It’s really not as hard as it seems. And yes, for the average landlord – especially those new to the role – it can seem like a minefield of laws and regulations, and especially rights. Rights of the tenant that is. And yes, the stories you’ve heard are often true.
As a landlord, what you’ll be wanting to avoid of course is the tenant from hell. But how do we recognize them? We most often think of someone shady, drifting, under or unemployed, and most often single or in a broken relationship. Background and credit checks can go so far, but even these can prove unreliable at times.
For many successful landlords, their best tool or weapon is the gut check. This means of course meeting with the tenant or prospective tenant. Agents often vet and screen applicants, but sometimes requiring a tenant to briefly meet with the owner of a property – the landlord – is a lot more powerful. A little intimidating perhaps, but I think it’s prudent to ‘invest’ this little effort into your investment.
The obvious is the first and last month’s rent, plus the security deposit. Credit scores give a glimpse into how the applicant has managed their financial affairs, but these too can be manipulated to a point. Backgrounding is wise, as this will root out any elements which might be offensive. You don’t want a felon in your property, and anyone on an offender’s register list should be encouraged to move along.
Talk to people. A former landlord will know if your applicant is a tenant from hell, and they’ll have stories to tell you. Often with a measure of glee. If there are no contactable references by the applicant, this should raise a red flag. If there are strange holes in the history of where they’ve lived and worked, prod a little more for answers. And this is where your gut check will come into full swing. If at this point you’re getting warning signs, start backing out. You won’t have to look hard. But more so than listening to the words of your prospective tenant, watch for signs that alert you to inconsistencies or contradictions.
There’s no need to challenge anyone on the veracity of what they’re saying. Accept it politely without judgement. But keep in mind what you’ve experienced. And keep notes for later reference.
As a landlord and consultant to property owners, I’ve seen a lot. Wrecked properties requiring thousands of dollars in repairs. Abandoned homes, offices, shops, and factories where days and sometimes weeks of clean up work is necessary. I’ve even seen fixtures pulled from homes, and in one case an entire kitchen was removed, including the sink!
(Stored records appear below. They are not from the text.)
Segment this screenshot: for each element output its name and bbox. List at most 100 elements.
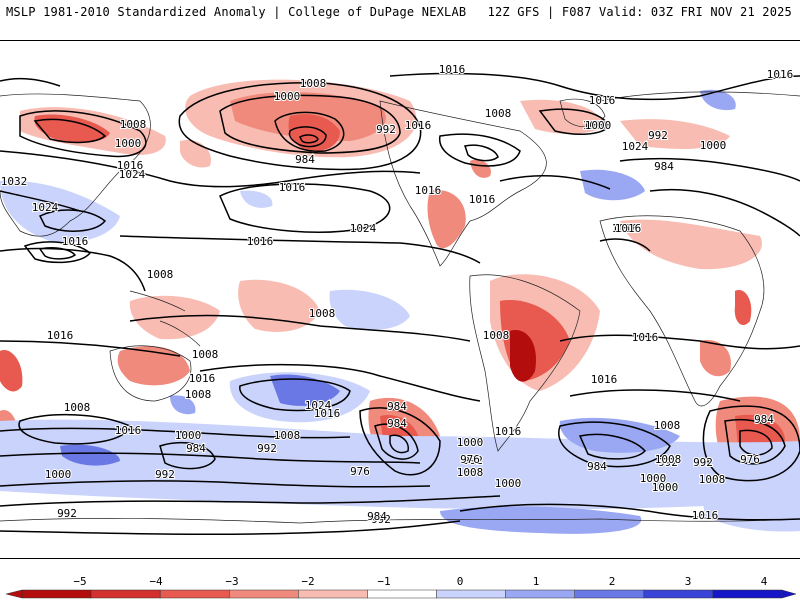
isobar	[464, 144, 499, 162]
isobar-label: 1000	[495, 477, 522, 490]
isobar-label: 1016	[495, 425, 522, 438]
isobar-label: 992	[648, 129, 668, 142]
colorbar-tick-label: −5	[73, 575, 86, 588]
isobar	[569, 389, 741, 402]
isobar-label: 1000	[652, 481, 679, 494]
isobar-label: 1016	[589, 94, 616, 107]
isobar-label: 992	[658, 456, 678, 469]
isobar-label: 1008	[300, 77, 327, 90]
isobar-label: 1032	[1, 175, 28, 188]
isobar	[0, 340, 181, 357]
isobar-label: 1016	[279, 181, 306, 194]
isobar-label: 1000	[583, 119, 610, 132]
isobar-label: 1000	[640, 472, 667, 485]
isobar-label: 1000	[274, 90, 301, 103]
isobar-label: 1008	[655, 453, 682, 466]
isobar-label: 1016	[62, 235, 89, 248]
isobar	[299, 134, 319, 144]
isobar	[18, 413, 131, 445]
isobar-label: 992	[693, 456, 713, 469]
isobar-label: 1016	[115, 424, 142, 437]
colorbar-tick-label: 2	[609, 575, 616, 588]
anomaly-patch	[129, 295, 220, 340]
isobar-label: 1000	[45, 468, 72, 481]
isobar-label: 1016	[117, 159, 144, 172]
isobar-label: 1016	[615, 222, 642, 235]
isobar	[19, 110, 147, 158]
isobar-label: 1000	[652, 481, 679, 494]
isobar	[0, 495, 501, 507]
isobar	[199, 363, 481, 402]
isobar-label: 1016	[612, 222, 639, 235]
isobar-label: 1008	[274, 429, 301, 442]
colorbar-segment	[367, 589, 437, 599]
isobar-label: 984	[587, 460, 607, 473]
isobar-label: 1008	[485, 107, 512, 120]
anomaly-patch	[34, 114, 110, 143]
isobar-label: 1016	[591, 373, 618, 386]
isobar-label: 992	[371, 513, 391, 526]
anomaly-patch	[288, 114, 340, 152]
map-title: MSLP 1981-2010 Standardized Anomaly | Co…	[6, 5, 467, 19]
anomaly-patch	[510, 330, 536, 382]
isobar-label: 1008	[147, 268, 174, 281]
isobar	[559, 334, 800, 350]
isobar	[0, 190, 81, 212]
isobar-label: 1016	[439, 63, 466, 76]
colorbar-segment	[505, 589, 575, 599]
isobar	[578, 433, 647, 460]
colorbar-min-arrow	[5, 589, 23, 599]
isobar-label: 1016	[469, 193, 496, 206]
anomaly-patch	[700, 89, 736, 111]
anomaly-patch	[329, 289, 410, 330]
anomaly-patch	[470, 159, 491, 178]
anomaly-patch	[170, 395, 196, 415]
colorbar-tick-label: −3	[225, 575, 238, 588]
anomaly-patch	[700, 340, 731, 377]
isobar-label: 992	[463, 454, 483, 467]
isobar	[0, 520, 461, 536]
isobars	[0, 72, 800, 536]
isobar-label: 1024	[622, 140, 649, 153]
isobar	[459, 503, 800, 521]
anomaly-patch	[520, 99, 605, 134]
isobar-label: 1016	[692, 509, 719, 522]
isobar	[499, 174, 611, 190]
isobar-label: 1016	[47, 329, 74, 342]
colorbar-tick-label: −2	[301, 575, 314, 588]
anomaly-patch	[559, 417, 680, 453]
map-canvas: 1016 101610081000100810009929841016100810…	[0, 62, 800, 536]
isobar	[178, 82, 422, 171]
isobar-label: 1008	[309, 307, 336, 320]
isobar	[288, 126, 327, 148]
isobar	[599, 238, 651, 252]
isobar	[274, 111, 345, 152]
isobar	[119, 235, 481, 264]
isobar	[389, 434, 409, 454]
colorbar-tick-label: 0	[457, 575, 464, 588]
isobar	[0, 452, 421, 464]
isobar-label: 1016	[415, 184, 442, 197]
isobar	[129, 314, 471, 342]
isobar	[159, 441, 216, 470]
isobar-label: 1016	[632, 331, 659, 344]
isobar-label: 1008	[483, 329, 510, 342]
isobar-label: 984	[295, 153, 315, 166]
isobar-label: 1024	[305, 399, 332, 412]
isobar-label: 1016	[314, 407, 341, 420]
isobar-label: 1016	[247, 235, 274, 248]
isobar-label: 976	[740, 453, 760, 466]
anomaly-patch	[620, 119, 730, 149]
isobar	[219, 94, 401, 154]
colorbar-svg: −5−4−3−2−1012345	[5, 575, 797, 599]
isobar-label: 1008	[654, 419, 681, 432]
isobar-label: 976	[350, 465, 370, 478]
colorbar-segment	[159, 589, 230, 599]
anomaly-patch	[0, 350, 23, 392]
isobar	[389, 72, 800, 101]
anomaly-map: 1016 1016 1008 1000 1008 1000 992 984 1016 1008 10…	[0, 40, 800, 559]
colorbar-tick-label: −4	[149, 575, 163, 588]
colorbar-segment	[298, 589, 368, 599]
isobar	[0, 427, 351, 439]
isobar	[38, 247, 77, 260]
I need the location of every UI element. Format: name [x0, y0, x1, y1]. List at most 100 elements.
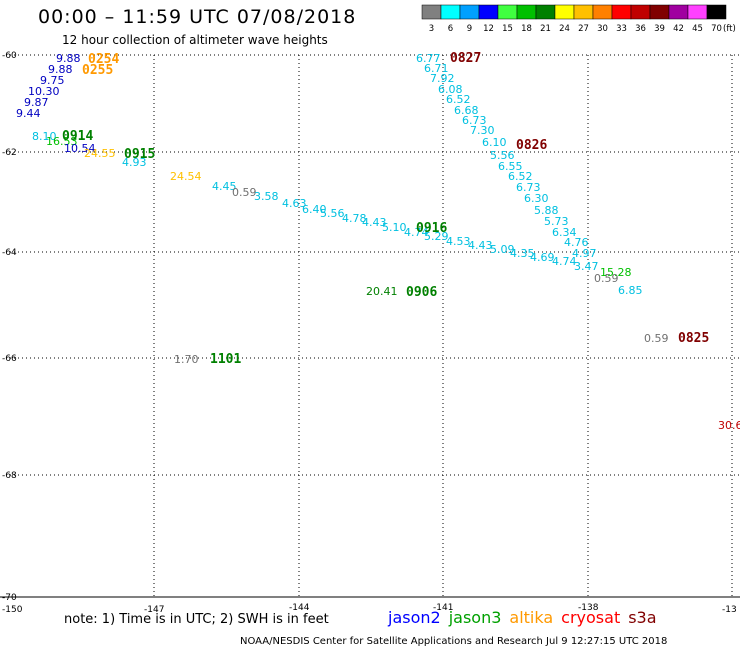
swh-value-label: 20.41 [366, 285, 398, 298]
swh-value-label: 6.34 [552, 226, 577, 239]
scale-label: 21 [540, 24, 551, 34]
swh-value-label: 4.76 [564, 236, 589, 249]
swh-value-label: 5.73 [544, 215, 569, 228]
pass-time-label: 0255 [82, 63, 113, 78]
pass-time-label: 0916 [416, 221, 447, 236]
swh-value-label: 8.10 [32, 130, 57, 143]
legend-altika: altika [509, 608, 554, 627]
pass-time-label: 0915 [124, 147, 155, 162]
scale-label: 39 [654, 24, 665, 34]
scale-label: 70 [711, 24, 722, 34]
swh-value-label: 6.73 [516, 181, 541, 194]
swh-value-label: 15.28 [600, 266, 632, 279]
scale-swatch [706, 4, 727, 20]
pass-time-label: 0906 [406, 285, 437, 300]
swh-value-label: 3.47 [574, 260, 599, 273]
wave-height-color-scale: 3 6 9 12 15 18 21 24 27 30 33 36 39 42 45 70 (ft) [421, 4, 736, 34]
legend-jason2: jason2 [388, 608, 441, 627]
swh-value-label: 4.35 [510, 247, 535, 260]
swh-value-label: 4.74 [404, 226, 429, 239]
swh-value-label: 9.87 [24, 96, 49, 109]
swh-value-label: 6.08 [438, 83, 463, 96]
swh-value-label: 4.69 [530, 251, 555, 264]
swh-value-label: 5.10 [382, 221, 407, 234]
lat-tick-label: -64 [2, 248, 17, 258]
scale-label: 18 [521, 24, 532, 34]
swh-value-label: 6.52 [446, 93, 471, 106]
swh-value-label: 24.54 [170, 170, 202, 183]
lon-tick-label: -138 [578, 603, 599, 613]
units-note: note: 1) Time is in UTC; 2) SWH is in fe… [64, 612, 329, 627]
lat-tick-label: -66 [2, 354, 17, 364]
lon-tick-label: -150 [2, 605, 23, 615]
swh-value-label: 16.53 [46, 135, 78, 148]
swh-value-label: 0.59 [644, 332, 669, 345]
legend-cryosat: cryosat [561, 608, 621, 627]
swh-value-label: 1.70 [174, 353, 199, 366]
scale-label: 24 [559, 24, 570, 34]
swh-value-label: 9.88 [56, 52, 81, 65]
swh-value-label: 4.53 [446, 235, 471, 248]
swh-value-label: 5.29 [424, 230, 449, 243]
swh-value-label: 24.55 [84, 147, 116, 160]
swh-value-label: 5.56 [320, 207, 345, 220]
swh-value-label: 10.30 [28, 85, 60, 98]
swh-value-label: 3.58 [254, 190, 279, 203]
swh-value-label: 6.55 [498, 160, 523, 173]
lat-tick-label: -68 [2, 471, 17, 481]
swh-value-label: 4.43 [362, 216, 387, 229]
scale-label: 45 [692, 24, 703, 34]
swh-value-label: 30.6 [718, 419, 740, 432]
swh-value-label: 5.09 [490, 243, 515, 256]
swh-value-label: 6.10 [482, 136, 507, 149]
swh-value-label: 6.71 [424, 62, 449, 75]
swh-value-label: 4.93 [122, 156, 147, 169]
scale-unit-label: (ft) [723, 24, 736, 34]
swh-value-label: 4.43 [468, 239, 493, 252]
scale-label: 3 [429, 24, 434, 34]
swh-value-label: 4.78 [342, 212, 367, 225]
satellite-legend: jason2 jason3 altika cryosat s3a [388, 608, 665, 627]
scale-label: 6 [448, 24, 453, 34]
scale-label: 9 [467, 24, 472, 34]
credit-footer: NOAA/NESDIS Center for Satellite Applica… [240, 636, 668, 647]
pass-time-label: 0826 [516, 138, 547, 153]
lon-tick-label: -147 [144, 605, 164, 615]
lon-tick-label: -141 [433, 603, 453, 613]
scale-label: 15 [502, 24, 513, 34]
swh-value-label: 6.52 [508, 170, 533, 183]
swh-value-label: 7.30 [470, 124, 495, 137]
swh-value-label: 0.59 [232, 186, 257, 199]
lat-tick-label: -60 [2, 51, 17, 61]
scale-label: 30 [597, 24, 608, 34]
swh-value-label: 5.88 [534, 204, 559, 217]
map-title: 00:00 – 11:59 UTC 07/08/2018 [38, 6, 357, 28]
pass-time-label: 0827 [450, 51, 481, 66]
scale-label: 27 [578, 24, 589, 34]
swh-value-label: 6.40 [302, 203, 327, 216]
swh-value-label: 10.54 [64, 142, 96, 155]
swh-value-label: 0.59 [594, 272, 619, 285]
swh-value-label: 6.85 [618, 284, 643, 297]
lon-tick-label: -13 [722, 605, 737, 615]
swh-value-label: 6.68 [454, 104, 479, 117]
legend-s3a: s3a [628, 608, 657, 627]
lat-tick-label: -62 [2, 148, 17, 158]
pass-time-label: 0825 [678, 331, 709, 346]
scale-label: 42 [673, 24, 684, 34]
swh-value-label: 6.77 [416, 52, 441, 65]
lat-tick-label: -70 [2, 593, 17, 603]
swh-value-label: 4.63 [282, 197, 307, 210]
swh-value-label: 6.73 [462, 114, 487, 127]
swh-value-label: 4.74 [552, 255, 577, 268]
swh-value-label: 5.56 [490, 149, 515, 162]
swh-value-label: 4.45 [212, 180, 237, 193]
swh-value-label: 6.30 [524, 192, 549, 205]
legend-jason3: jason3 [448, 608, 502, 627]
swh-value-label: 9.44 [16, 107, 41, 120]
swh-value-label: 7.92 [430, 72, 455, 85]
scale-label: 36 [635, 24, 646, 34]
lon-tick-label: -144 [289, 603, 310, 613]
swh-value-label: 4.97 [572, 247, 597, 260]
If you’ve got an agent handling the management of your properties, keep in touch with them and ensure they are regularly visiting your investments. If you manage it yourself, then make sure you’re doing the drive by as often as you can, or is prudent. It’s nice to have a comfortable relationship with your tenants and probably wise to be visible, but not imposing. No one likes a creepy landlord who’s hanging around the property all the time. Be friendly, and a simple wave will often be sufficient to stamp your presence without mental trespass.
Finally, while collecting rent is about the most important part of property ownership and investment return, it will be easier to manage if your tenant feels comfortable with you or your agent. If you present as intimidating, your tenant if struggling to meet rental commitments, might be inclined to conceal important information from you because of fear. This could in extreme cases turn what was once a good tenant, into the tenant from hell. And then you’ll have some stories of your own to share that perhaps you’d rather rot.
And as in all matters of financial difficulty – and let’s face it, it’s where the most conflict is likely to arise – keeping abreast of changes to your tenant’s circumstances – or being forewarned and having early room to negotiate or maneuver – could be the difference between an awkward but smooth transition from rented property to available property, and an abandoned and distressed property requiring weeks of repair and reinvigoration.
So talk to your tenant. They don’t have to be your friend, but being able to chat and chill easily will likely ensure you’re kept informed of any changes that you as landlord definitely need to know.